Deterrence in the new millennium
Instead of drawing lessons from the failed states of Iraq and Libya, North Korea might be taking a cue from Iran. Despite significant tensions, the international community is working very hard to insure that Iran’s nuclear deal stays in place and that no punitive actions are taken against the country even as it runs a proxy war with Saudi Arabia and supports factions in Syria. While many factors explain why Iran survived while its neighbors fell, one of the major outliers to its military capability is its developed cyber program. The cyber program allows Iran to strike any potential adversary in a way that even its nuclear and missile programs can’t. This simple fact has been enough to change the risk benefit calculations of all potential combatants that fall outside of Iran’s missile range. The ability to bring the fight home to London, Paris and Washington D.C. makes it a lot harder to justify another war over things that serve no direct vital national interest.
North Korea, who’s cyber program is more developed than Iran’s, might be banking on this capability to keep the U.S. from reneging on its security guarantees. This sleight of hand will pay off handsomely if North Korea can leverage its cyber program in the same way while avoiding the enormous costs (and sanctions) associated with developing a nuclear missile program.
North Korea’s endgame is still unclear
North Korea has changed the game by dropping the troop withdrawal precondition.

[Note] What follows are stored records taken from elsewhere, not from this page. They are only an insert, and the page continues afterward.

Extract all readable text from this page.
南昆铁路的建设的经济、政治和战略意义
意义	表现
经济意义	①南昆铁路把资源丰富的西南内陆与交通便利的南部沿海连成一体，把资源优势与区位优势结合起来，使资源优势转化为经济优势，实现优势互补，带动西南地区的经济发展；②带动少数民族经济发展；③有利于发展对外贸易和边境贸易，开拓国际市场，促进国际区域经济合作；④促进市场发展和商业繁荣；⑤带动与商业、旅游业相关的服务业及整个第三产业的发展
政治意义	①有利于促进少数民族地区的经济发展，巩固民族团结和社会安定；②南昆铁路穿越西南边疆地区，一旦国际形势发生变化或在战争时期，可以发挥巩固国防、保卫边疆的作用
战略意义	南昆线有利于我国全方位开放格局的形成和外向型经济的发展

It is too early to tell which way the regime is leaning, but there is more to this play than simple acquiescence. The devil is in the details, but we cannot evaluate the details until we know the end game that those details will bring.
This new wrinkle serves to only increase the chance of miscalculation and will push one or more of the main players into an unenviable position. In the short term this move will make negotiations more likely but does nothing to clarify what exactly North Korea’s endgame is. It also increases the odds of the talks breaking down. The stakes have increased for all and the less predictable North Korea becomes, the more likely it will see its leverage turn into failures.